Damn it. I was running late. I shot out of bed and into ‘ready mode’ – zipping around, grabbing what I needed for my morning practice. My house becoming a haphazard blur of flying yoga mats, yoga pants, blocks, water bottles, and bananas, I was out the door before you could say Namaste.
For anyone who has driven before knowing that they are running late, you will know what an infuriating experience this is. Things that you normally wouldn’t notice suddenly become the banes of your existence and the adorable father and son cycling on the side of the road that everyone is slowing down for are no longer adorable, but rather a nuisance. My calm manner is out the window and replaced with curse words, panicked thoughts and a lead foot.
That was until I was caught behind a motorcycle. Great, I thought, motorcycles always tear down the roads, this young hooligan will create a fast tracked path through the traffic, I can follow him and before I know it I will be up in bakasana. Well, that was until I spotted one thing. This was no ordinary motorbike - this was a learner motorcycle. None other than a learner motorcyclist that could very well have hopped on a motorcycle for the first time that morning and knew less about how to maneuver his beast around the streets than I did. And so began my snail-paced drive down the one-lane streets to my yoga practice. I was jumping around in my seat, tapping my fingers on my steering wheel, making deals with the universe, focusing all my attention on the hope that this learner bike would turn down a side street and give me a clear path to the studio, but alas this did not happen.
The bike followed my exact path to yoga, turning down my side street and pulled over – in my usual park, no less. Just when I was about to drive past and give him the biggest stink eye I could muster, he removed his helmet and all of my anger melted away. I looked at this man, and my frustration suddenly turned to feelings of gladness, gratitude and peace. I did not know this man, he looked old enough to have been around when the Bhagavad Gita was originally transcribed, leathered and wrinkled with a proud smile on his face of the fact that he had just successfully ridden his motorcycle through the streets. This man was just starting, just learning, and absorbing the feel of the bike, the sensations of riding on the road.
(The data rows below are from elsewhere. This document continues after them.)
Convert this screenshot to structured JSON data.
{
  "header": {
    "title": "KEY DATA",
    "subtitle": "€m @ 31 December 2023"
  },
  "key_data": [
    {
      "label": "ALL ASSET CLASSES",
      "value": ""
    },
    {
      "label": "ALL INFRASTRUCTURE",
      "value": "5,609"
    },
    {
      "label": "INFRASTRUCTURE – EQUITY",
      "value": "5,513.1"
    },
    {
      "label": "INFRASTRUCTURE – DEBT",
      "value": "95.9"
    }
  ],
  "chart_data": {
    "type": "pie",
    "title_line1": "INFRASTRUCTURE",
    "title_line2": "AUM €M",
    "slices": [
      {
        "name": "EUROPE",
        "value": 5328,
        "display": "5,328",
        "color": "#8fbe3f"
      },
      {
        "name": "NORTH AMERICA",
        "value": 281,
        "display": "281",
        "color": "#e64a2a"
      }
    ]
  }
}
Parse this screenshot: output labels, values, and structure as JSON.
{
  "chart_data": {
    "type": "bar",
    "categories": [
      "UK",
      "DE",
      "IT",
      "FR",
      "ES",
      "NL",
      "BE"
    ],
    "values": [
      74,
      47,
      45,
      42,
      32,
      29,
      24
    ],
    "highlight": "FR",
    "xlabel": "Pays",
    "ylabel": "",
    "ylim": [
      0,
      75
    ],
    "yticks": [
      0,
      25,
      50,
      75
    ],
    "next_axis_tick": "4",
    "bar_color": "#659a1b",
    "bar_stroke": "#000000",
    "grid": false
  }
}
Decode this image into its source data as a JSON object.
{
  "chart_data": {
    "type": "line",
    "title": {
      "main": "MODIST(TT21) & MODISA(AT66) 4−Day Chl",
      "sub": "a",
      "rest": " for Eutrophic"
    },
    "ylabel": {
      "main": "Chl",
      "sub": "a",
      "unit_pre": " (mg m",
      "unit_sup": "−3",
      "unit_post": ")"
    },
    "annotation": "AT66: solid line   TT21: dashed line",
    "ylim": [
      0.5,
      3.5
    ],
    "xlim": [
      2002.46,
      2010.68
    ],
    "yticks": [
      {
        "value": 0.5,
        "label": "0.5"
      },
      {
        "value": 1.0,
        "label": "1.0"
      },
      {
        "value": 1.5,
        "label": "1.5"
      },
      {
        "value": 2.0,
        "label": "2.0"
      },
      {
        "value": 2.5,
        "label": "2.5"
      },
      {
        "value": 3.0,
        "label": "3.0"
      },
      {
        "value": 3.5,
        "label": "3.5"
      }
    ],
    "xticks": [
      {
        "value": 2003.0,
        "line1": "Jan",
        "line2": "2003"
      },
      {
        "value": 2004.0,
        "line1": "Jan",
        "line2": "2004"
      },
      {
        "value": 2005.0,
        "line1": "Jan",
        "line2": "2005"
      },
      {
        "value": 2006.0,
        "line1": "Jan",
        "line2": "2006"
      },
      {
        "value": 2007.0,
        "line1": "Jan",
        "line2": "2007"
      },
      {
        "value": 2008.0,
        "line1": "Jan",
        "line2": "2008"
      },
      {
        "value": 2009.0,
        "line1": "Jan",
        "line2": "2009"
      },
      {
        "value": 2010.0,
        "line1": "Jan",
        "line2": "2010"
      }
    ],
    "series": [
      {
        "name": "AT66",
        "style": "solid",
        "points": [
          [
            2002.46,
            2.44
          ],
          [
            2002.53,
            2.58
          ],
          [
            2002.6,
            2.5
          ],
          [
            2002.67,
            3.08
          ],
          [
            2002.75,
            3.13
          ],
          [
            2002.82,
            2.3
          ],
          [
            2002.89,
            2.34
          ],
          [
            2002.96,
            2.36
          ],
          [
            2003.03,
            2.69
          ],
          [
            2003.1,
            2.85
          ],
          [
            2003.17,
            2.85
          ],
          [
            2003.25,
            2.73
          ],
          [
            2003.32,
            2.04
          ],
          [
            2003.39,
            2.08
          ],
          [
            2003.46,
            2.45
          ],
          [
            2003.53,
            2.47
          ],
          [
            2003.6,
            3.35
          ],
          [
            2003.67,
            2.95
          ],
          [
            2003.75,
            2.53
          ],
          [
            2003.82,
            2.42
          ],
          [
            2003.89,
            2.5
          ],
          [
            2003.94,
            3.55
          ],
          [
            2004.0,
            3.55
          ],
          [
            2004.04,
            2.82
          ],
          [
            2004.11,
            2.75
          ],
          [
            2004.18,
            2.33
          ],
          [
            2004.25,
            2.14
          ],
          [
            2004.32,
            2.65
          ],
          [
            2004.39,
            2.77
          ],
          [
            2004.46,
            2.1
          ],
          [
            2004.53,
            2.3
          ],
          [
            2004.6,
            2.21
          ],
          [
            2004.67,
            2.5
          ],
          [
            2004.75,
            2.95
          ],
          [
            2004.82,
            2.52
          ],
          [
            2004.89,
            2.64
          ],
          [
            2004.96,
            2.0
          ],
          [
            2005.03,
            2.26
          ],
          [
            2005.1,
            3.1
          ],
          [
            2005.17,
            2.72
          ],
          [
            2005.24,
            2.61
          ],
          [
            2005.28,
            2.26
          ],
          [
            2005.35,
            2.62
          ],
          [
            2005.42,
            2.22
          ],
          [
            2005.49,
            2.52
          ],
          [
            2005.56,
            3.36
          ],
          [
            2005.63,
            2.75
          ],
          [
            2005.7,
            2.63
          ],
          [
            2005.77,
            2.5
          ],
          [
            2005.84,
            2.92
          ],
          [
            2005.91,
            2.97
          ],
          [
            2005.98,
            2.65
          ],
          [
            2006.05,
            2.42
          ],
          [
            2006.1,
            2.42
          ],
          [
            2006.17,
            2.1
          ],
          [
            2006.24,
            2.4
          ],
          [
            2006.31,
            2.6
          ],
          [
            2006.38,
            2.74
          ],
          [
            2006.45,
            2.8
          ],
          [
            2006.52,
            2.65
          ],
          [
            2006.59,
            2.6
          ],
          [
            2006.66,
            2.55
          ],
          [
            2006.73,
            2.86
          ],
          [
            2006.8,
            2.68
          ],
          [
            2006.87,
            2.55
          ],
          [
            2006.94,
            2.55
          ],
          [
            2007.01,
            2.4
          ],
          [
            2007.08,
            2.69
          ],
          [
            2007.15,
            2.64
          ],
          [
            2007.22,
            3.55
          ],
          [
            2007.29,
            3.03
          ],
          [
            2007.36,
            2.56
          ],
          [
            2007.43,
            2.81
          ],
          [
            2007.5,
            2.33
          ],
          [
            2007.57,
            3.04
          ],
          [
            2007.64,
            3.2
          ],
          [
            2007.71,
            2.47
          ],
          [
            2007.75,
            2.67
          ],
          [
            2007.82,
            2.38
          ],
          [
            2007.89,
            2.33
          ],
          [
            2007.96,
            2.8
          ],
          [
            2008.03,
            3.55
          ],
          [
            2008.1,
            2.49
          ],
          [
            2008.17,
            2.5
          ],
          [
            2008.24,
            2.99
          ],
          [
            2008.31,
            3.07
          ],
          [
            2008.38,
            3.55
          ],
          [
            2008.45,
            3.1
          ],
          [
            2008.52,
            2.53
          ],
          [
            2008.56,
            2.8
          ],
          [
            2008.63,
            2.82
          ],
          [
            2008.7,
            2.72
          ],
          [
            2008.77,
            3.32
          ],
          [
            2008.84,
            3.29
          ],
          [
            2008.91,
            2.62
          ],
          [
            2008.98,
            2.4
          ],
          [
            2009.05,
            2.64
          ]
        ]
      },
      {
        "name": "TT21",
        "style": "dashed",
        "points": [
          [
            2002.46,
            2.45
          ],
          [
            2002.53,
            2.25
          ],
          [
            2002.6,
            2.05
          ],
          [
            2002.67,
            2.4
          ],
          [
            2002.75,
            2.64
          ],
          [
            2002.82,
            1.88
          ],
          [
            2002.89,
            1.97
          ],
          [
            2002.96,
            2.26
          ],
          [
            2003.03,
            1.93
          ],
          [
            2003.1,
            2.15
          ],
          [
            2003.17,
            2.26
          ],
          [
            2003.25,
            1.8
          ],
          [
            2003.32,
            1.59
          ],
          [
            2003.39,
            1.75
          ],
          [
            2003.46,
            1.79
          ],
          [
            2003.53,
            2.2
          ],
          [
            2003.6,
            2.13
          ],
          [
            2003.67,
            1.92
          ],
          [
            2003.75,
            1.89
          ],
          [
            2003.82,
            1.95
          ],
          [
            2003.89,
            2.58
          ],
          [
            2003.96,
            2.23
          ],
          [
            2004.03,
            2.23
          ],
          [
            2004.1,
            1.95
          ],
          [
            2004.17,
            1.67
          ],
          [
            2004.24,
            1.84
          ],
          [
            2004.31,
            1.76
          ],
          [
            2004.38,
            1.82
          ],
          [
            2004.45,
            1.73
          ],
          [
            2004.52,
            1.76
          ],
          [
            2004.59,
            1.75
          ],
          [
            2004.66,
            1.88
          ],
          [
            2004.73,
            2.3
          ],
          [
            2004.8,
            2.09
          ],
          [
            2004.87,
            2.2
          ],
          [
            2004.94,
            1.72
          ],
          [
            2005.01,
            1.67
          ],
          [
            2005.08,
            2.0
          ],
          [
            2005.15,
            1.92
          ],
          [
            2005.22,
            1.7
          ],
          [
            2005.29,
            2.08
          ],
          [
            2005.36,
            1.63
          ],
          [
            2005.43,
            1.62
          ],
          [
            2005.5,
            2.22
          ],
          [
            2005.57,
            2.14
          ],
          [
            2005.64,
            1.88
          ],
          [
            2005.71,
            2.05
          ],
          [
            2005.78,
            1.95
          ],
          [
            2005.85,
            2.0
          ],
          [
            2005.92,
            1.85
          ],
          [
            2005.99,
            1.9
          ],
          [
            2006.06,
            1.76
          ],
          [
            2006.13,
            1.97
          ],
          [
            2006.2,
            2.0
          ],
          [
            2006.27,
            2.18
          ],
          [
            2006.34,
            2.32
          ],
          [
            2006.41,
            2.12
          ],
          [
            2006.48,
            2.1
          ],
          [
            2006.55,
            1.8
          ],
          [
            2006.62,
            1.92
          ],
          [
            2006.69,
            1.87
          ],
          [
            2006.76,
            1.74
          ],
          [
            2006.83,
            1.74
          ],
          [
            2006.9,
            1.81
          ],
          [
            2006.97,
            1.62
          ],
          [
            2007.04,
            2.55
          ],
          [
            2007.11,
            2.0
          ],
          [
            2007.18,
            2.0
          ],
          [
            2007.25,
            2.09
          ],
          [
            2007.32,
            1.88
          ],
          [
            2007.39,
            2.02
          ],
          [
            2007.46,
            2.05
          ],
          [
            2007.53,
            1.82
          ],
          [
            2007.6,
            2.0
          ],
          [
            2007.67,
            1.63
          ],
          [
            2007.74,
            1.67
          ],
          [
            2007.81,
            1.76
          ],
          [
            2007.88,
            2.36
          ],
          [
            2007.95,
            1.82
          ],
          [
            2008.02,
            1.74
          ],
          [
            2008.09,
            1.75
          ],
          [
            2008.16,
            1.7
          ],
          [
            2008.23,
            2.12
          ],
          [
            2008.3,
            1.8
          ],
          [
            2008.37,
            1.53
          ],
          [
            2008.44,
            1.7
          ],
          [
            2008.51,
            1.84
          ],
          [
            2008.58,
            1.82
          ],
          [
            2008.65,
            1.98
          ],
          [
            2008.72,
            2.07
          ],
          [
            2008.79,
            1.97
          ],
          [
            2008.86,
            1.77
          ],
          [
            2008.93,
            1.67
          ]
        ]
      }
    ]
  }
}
It then became clear to me that I too, was a learner. I had assumed that just because my physical practice was developing and each asana was gradually improving that was perhaps now a ‘provisional’ yogini. On this day, I learned more before my practice than anything, that whilst I was physically improving, my spiritual practice needed the strengthening. For what is yoga without a deep set of spiritual asana -- where I come to know myself, my strengths, my weaknesses, and accept the good with the bad, acknowledging where I need to improve and develop within myself. To see the fellow learners around me, and assist them in any way that I can -- through advice, encouragement or maybe even a friendly smile.
So, instead of my prepared glare, I smiled at the man, and gave him a nod of gratitude for teaching me the most important lesson of all – we are all learners.
… And yes, I even made it to my class in time.